Потом, переписав наши имена, он ушел; мы, распив жгучую водку, согретые и приободренные, стали собираться домой – Осип, усмехаясь, поглядел вслед полиции и вдруг, легко поднявшись на ноги, истово перекрестился.
– Вот и конец всему, слава тебе господи!..
– Стало быть, – изумленно и разочарованно загнусил Боев, – стало быть, нога-то – цела? Не сломал, значит?
– А тебе надо, чтобы сломать?
– Ах, – комедьян! Петрушка ты несчастный…
– Пошли, ребята! – скомандовал Осип, натягивая на голову мокрую шапку.
…Я шел рядом с ним сзади всех; он говорил мне тихонько, ласково и как бы сообщая одному ему известную тайну:
– И что ни делай, как ни кружись, ну – без хитрости, без обману – никак нельзя прожить, такая жизнь, такая она есть, пострели ее в душу… Ты бы на гору, а чёрт за ногу…
Темно, и во тьме вспыхивают красные, желтые огни, как бы говоря:
«Сюда идите!..»
Идем встречу звону на гору, журчат ручьи, сбегая под ноги нам, и ласковый голос Осипа утопает в их шуме:
– Ловко я полицию-то обошел! Вот как надобно дела делать – чтобы никто ничего не понял, а каждому чудилось, будто он и есть – главная пружина, да… Пускай каждый думает, будто его душа – дело совершила…
Я слушаю его речь и – плохо понимаю ее.
Да мне и не хочется понимать, в душе у меня просто и легко; я не знаю – нравится мне Осип или нет, но готов идти рядом с ним всюду, куда надобно, – хоть бы снова через реку, по льду, ускользающему из-под ног.

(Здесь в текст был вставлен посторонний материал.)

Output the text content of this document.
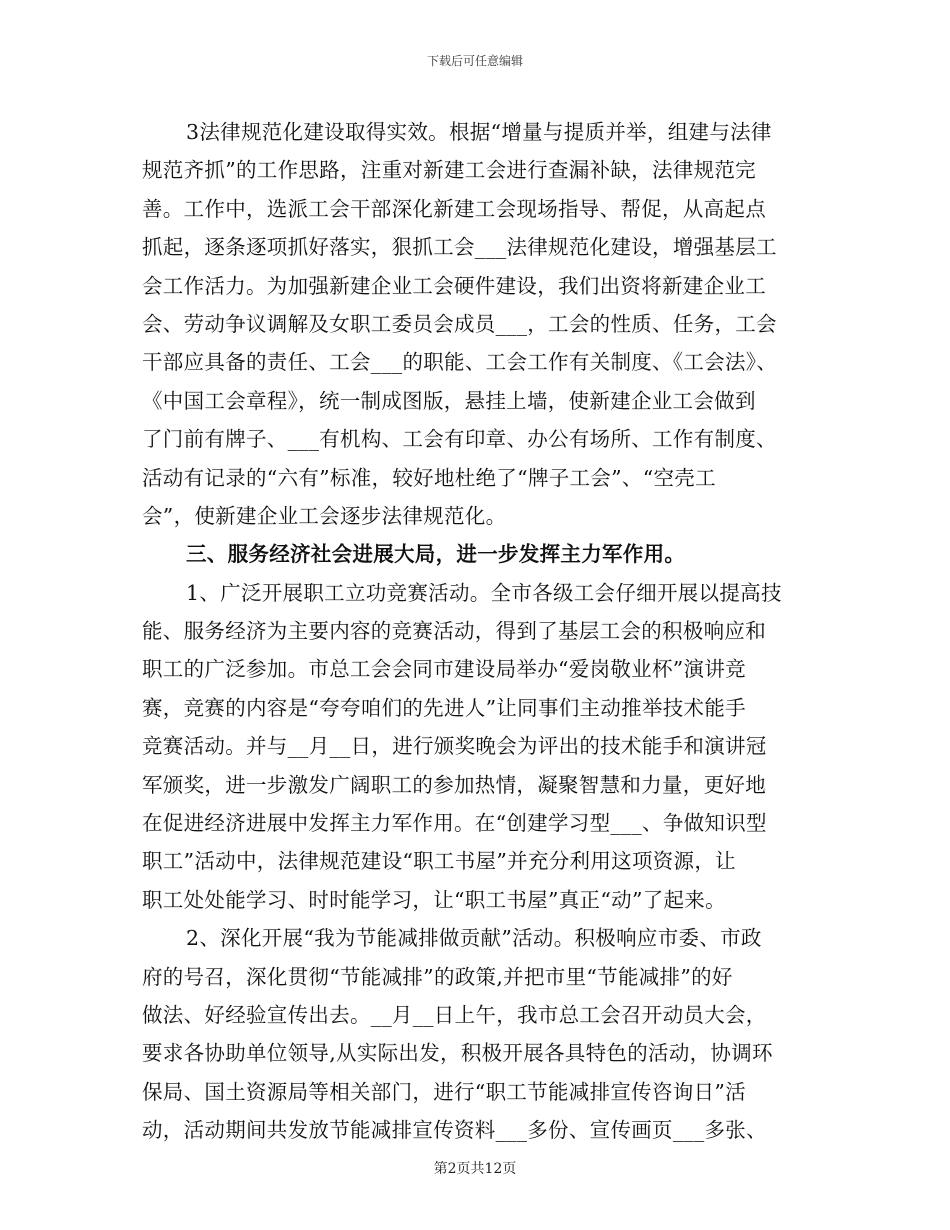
下载后可任意编辑
3法律规范化建设取得实效。根据“增量与提质并举，组建与法律
规范齐抓”的工作思路，注重对新建工会进行查漏补缺，法律规范完
善。工作中，选派工会干部深化新建工会现场指导、帮促，从高起点
抓起，逐条逐项抓好落实，狠抓工会___法律规范化建设，增强基层工
会工作活力。为加强新建企业工会硬件建设，我们出资将新建企业工
会、劳动争议调解及女职工委员会成员___，工会的性质、任务，工会
干部应具备的责任、工会___的职能、工会工作有关制度、《工会法》、
《中国工会章程》，统一制成图版，悬挂上墙，使新建企业工会做到
了门前有牌子、___有机构、工会有印章、办公有场所、工作有制度、
活动有记录的“六有”标准，较好地杜绝了“牌子工会”、“空壳工
会”，使新建企业工会逐步法律规范化。
三、服务经济社会进展大局，进一步发挥主力军作用。
1、广泛开展职工立功竞赛活动。全市各级工会仔细开展以提高技
能、服务经济为主要内容的竞赛活动，得到了基层工会的积极响应和
职工的广泛参加。市总工会会同市建设局举办“爱岗敬业杯”演讲竞
赛，竞赛的内容是“夸夸咱们的先进人”让同事们主动推举技术能手
竞赛活动。并与__月__日，进行颁奖晚会为评出的技术能手和演讲冠
军颁奖，进一步激发广阔职工的参加热情，凝聚智慧和力量，更好地
在促进经济进展中发挥主力军作用。在“创建学习型___、争做知识型
职工”活动中，法律规范建设“职工书屋”并充分利用这项资源，让
职工处处能学习、时时能学习，让“职工书屋”真正“动”了起来。
2、深化开展“我为节能减排做贡献”活动。积极响应市委、市政
府的号召，深化贯彻“节能减排”的政策,并把市里“节能减排”的好
做法、好经验宣传出去。__月__日上午，我市总工会召开动员大会，
要求各协助单位领导,从实际出发，积极开展各具特色的活动，协调环
保局、国土资源局等相关部门，进行“职工节能减排宣传咨询日”活
动，活动期间共发放节能减排宣传资料___多份、宣传画页___多张、
第2页共12页
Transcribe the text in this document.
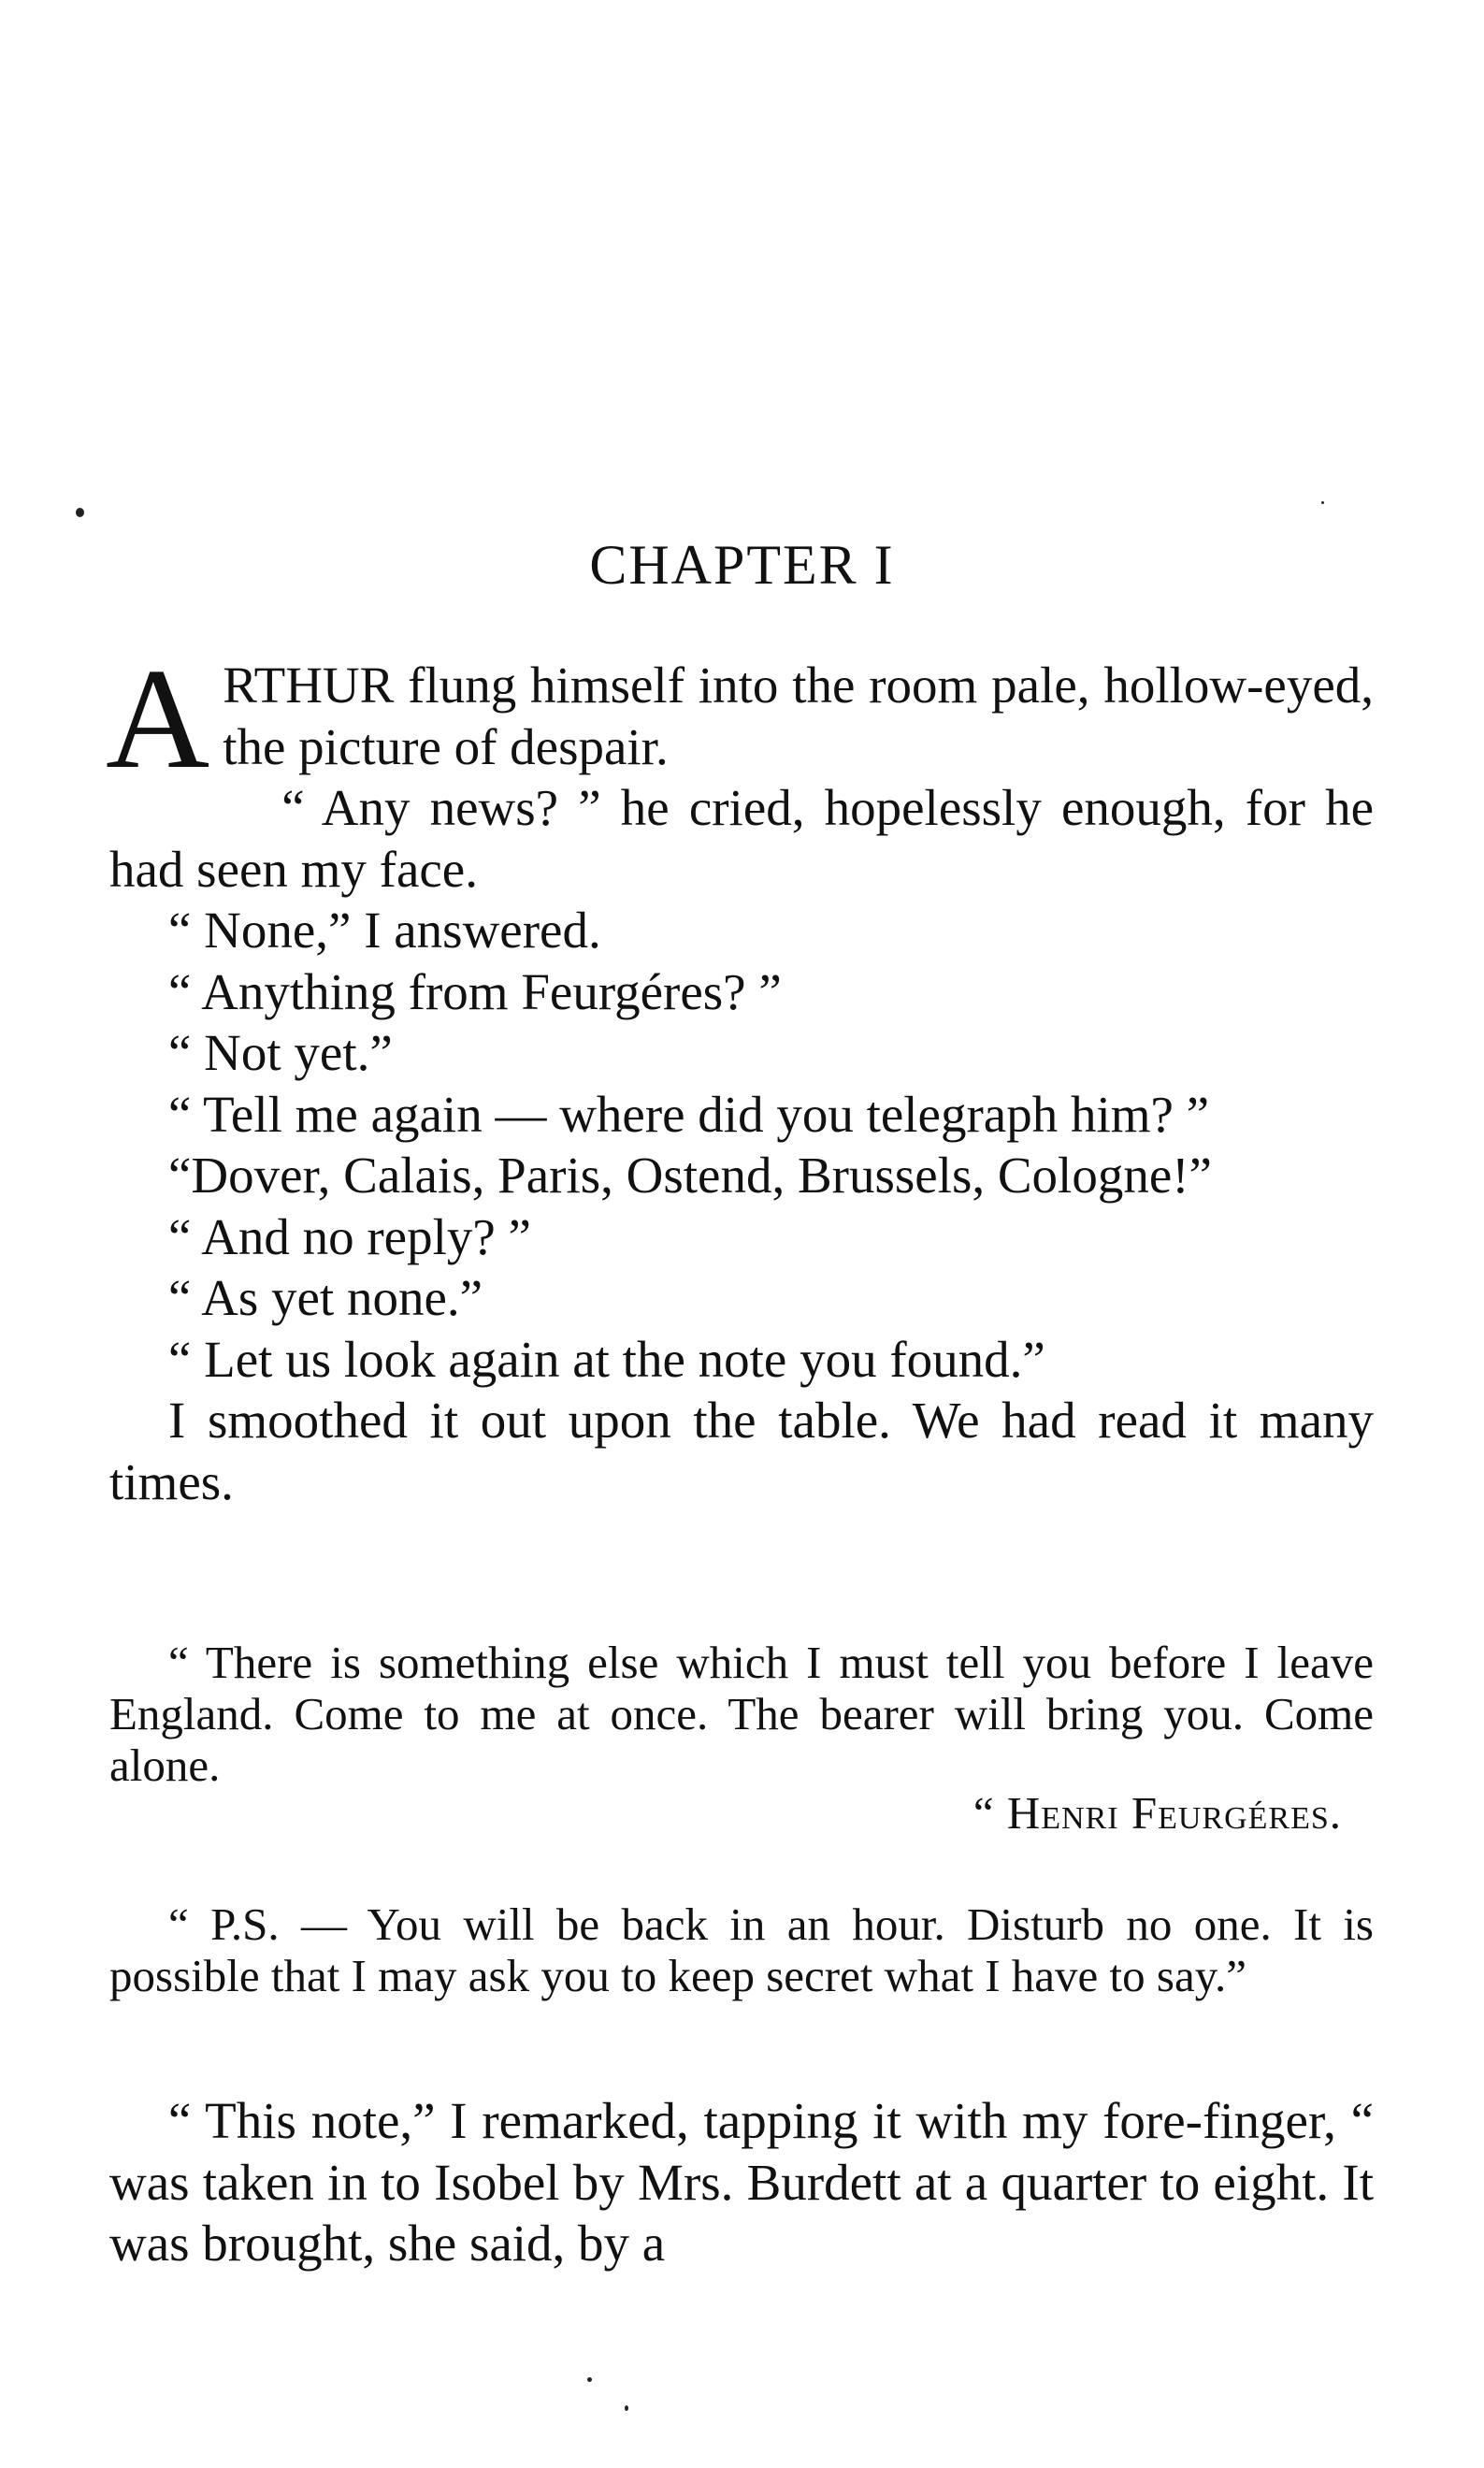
CHAPTER I
A RTHUR flung himself into the room pale, hollow-eyed, the picture of despair.

“ Any news? ” he cried, hopelessly enough, for he had seen my face.

“ None,” I answered.

“ Anything from Feurgéres? ”

“ Not yet.”

“ Tell me again — where did you telegraph him? ”

“Dover, Calais, Paris, Ostend, Brussels, Cologne!”

“ And no reply? ”

“ As yet none.”

“ Let us look again at the note you found.”

I smoothed it out upon the table. We had read it many times.

“ There is something else which I must tell you before I leave England. Come to me at once. The bearer will bring you. Come alone.

“ Henri Feurgéres.

“ P.S. — You will be back in an hour. Disturb no one. It is possible that I may ask you to keep secret what I have to say.”

“ This note,” I remarked, tapping it with my fore-finger, “ was taken in to Isobel by Mrs. Burdett at a quarter to eight. It was brought, she said, by a
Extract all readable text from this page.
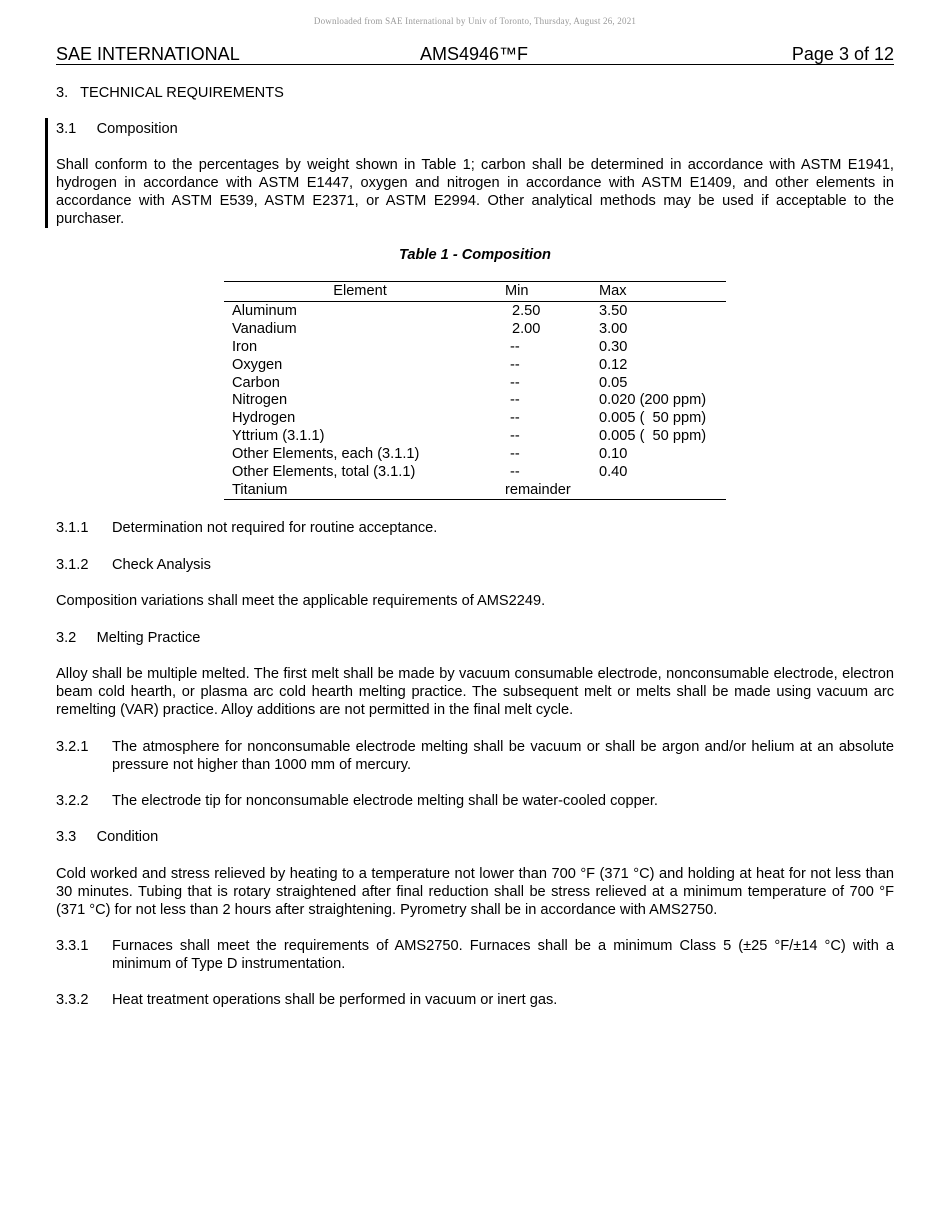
Downloaded from SAE International by Univ of Toronto, Thursday, August 26, 2021
SAE INTERNATIONAL	AMS4946™F	Page 3 of 12
3. TECHNICAL REQUIREMENTS
3.1 Composition
Shall conform to the percentages by weight shown in Table 1; carbon shall be determined in accordance with ASTM E1941, hydrogen in accordance with ASTM E1447, oxygen and nitrogen in accordance with ASTM E1409, and other elements in accordance with ASTM E539, ASTM E2371, or ASTM E2994. Other analytical methods may be used if acceptable to the purchaser.
Table 1 - Composition
Element	Min	Max
Aluminum	2.50	3.50
Vanadium	2.00	3.00
Iron	--	0.30
Oxygen	--	0.12
Carbon	--	0.05
Nitrogen	--	0.020 (200 ppm)
Hydrogen	--	0.005 (  50 ppm)
Yttrium (3.1.1)	--	0.005 (  50 ppm)
Other Elements, each (3.1.1)	--	0.10
Other Elements, total (3.1.1)	--	0.40
Titanium	remainder
3.1.1 Determination not required for routine acceptance.
3.1.2 Check Analysis
Composition variations shall meet the applicable requirements of AMS2249.
3.2 Melting Practice
Alloy shall be multiple melted. The first melt shall be made by vacuum consumable electrode, nonconsumable electrode, electron beam cold hearth, or plasma arc cold hearth melting practice. The subsequent melt or melts shall be made using vacuum arc remelting (VAR) practice. Alloy additions are not permitted in the final melt cycle.
3.2.1 The atmosphere for nonconsumable electrode melting shall be vacuum or shall be argon and/or helium at an absolute pressure not higher than 1000 mm of mercury.
3.2.2 The electrode tip for nonconsumable electrode melting shall be water-cooled copper.
3.3 Condition
Cold worked and stress relieved by heating to a temperature not lower than 700 °F (371 °C) and holding at heat for not less than 30 minutes. Tubing that is rotary straightened after final reduction shall be stress relieved at a minimum temperature of 700 °F (371 °C) for not less than 2 hours after straightening. Pyrometry shall be in accordance with AMS2750.
3.3.1 Furnaces shall meet the requirements of AMS2750. Furnaces shall be a minimum Class 5 (±25 °F/±14 °C) with a minimum of Type D instrumentation.
3.3.2 Heat treatment operations shall be performed in vacuum or inert gas.
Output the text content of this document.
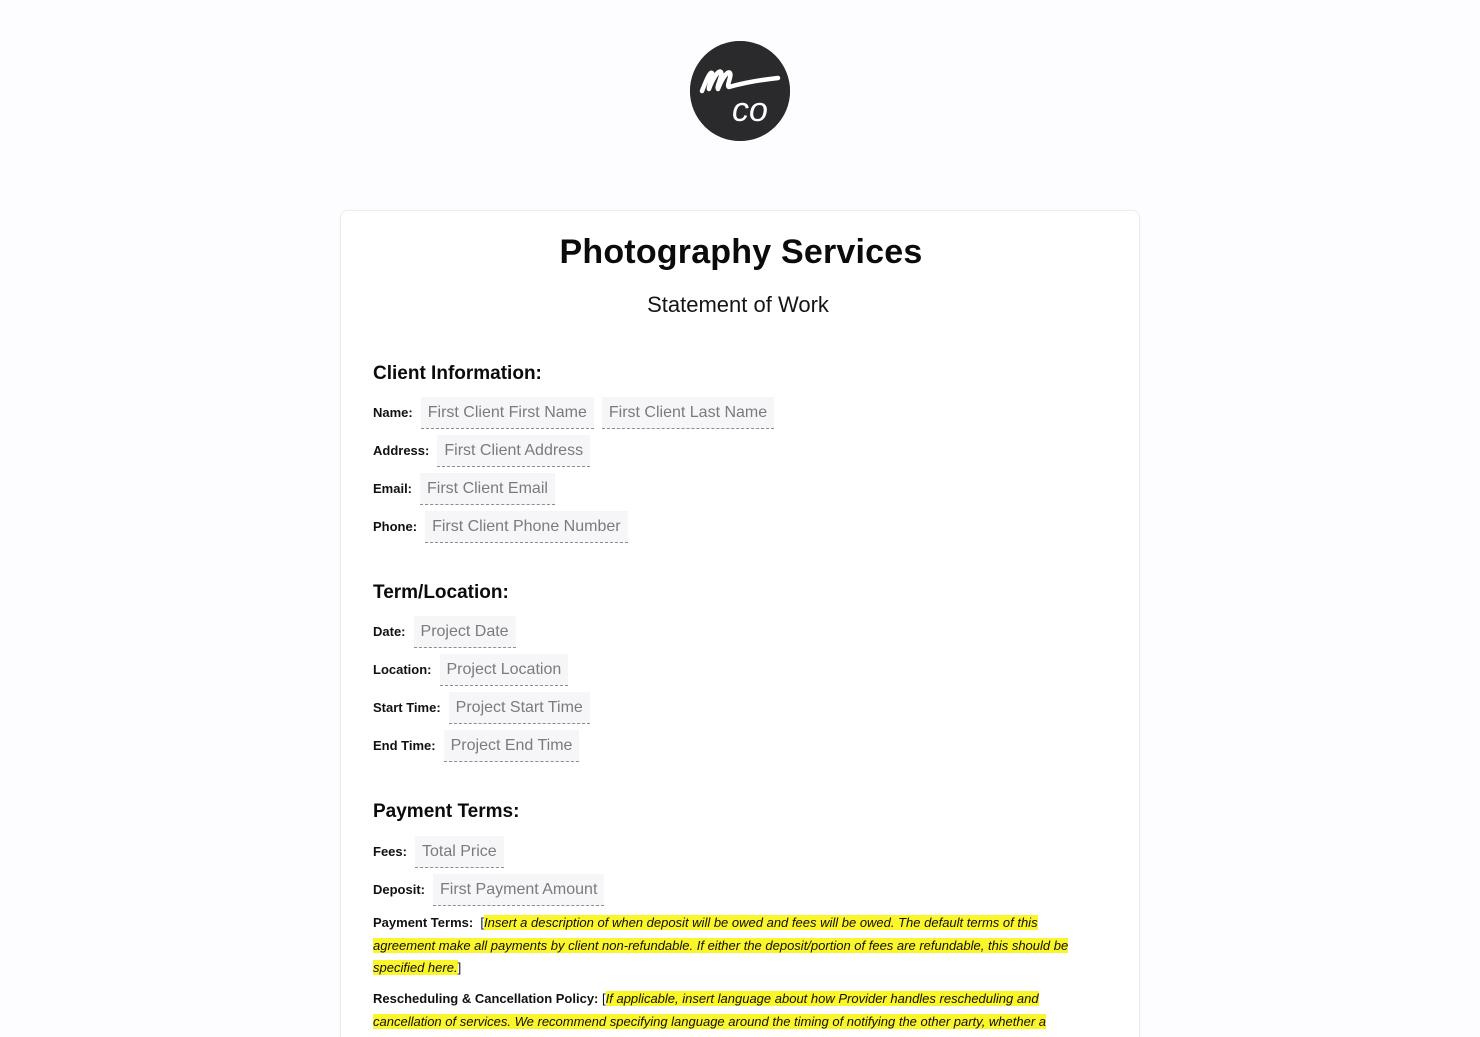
co
Photography Services
Statement of Work
Client Information:
Name: First Client First Name	First Client Last Name
Address: First Client Address
Email: First Client Email
Phone: First Client Phone Number
Term/Location:
Date: Project Date
Location: Project Location
Start Time: Project Start Time
End Time: Project End Time
Payment Terms:
Fees: Total Price
Deposit: First Payment Amount
Payment Terms: [Insert a description of when deposit will be owed and fees will be owed. The default terms of this agreement make all payments by client non-refundable. If either the deposit/portion of fees are refundable, this should be specified here.]
Rescheduling & Cancellation Policy: [If applicable, insert language about how Provider handles rescheduling and cancellation of services. We recommend specifying language around the timing of notifying the other party, whether a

Гудят, поют колокола, и радостно думается:
«Еще сколько раз я встречу весну!..»
Осип говорит, вздыхая:
– А душа человечья – крылата, – во сне она летает…
Крылата? Чудесно!..
1912 г.Губин[4]
…Впервые я увидел его в трактире; забившись в дымный угол и загородясь столом, он надорванным голосом кричал:
– Я вашу правду знаю… всю здешнюю правду знаю!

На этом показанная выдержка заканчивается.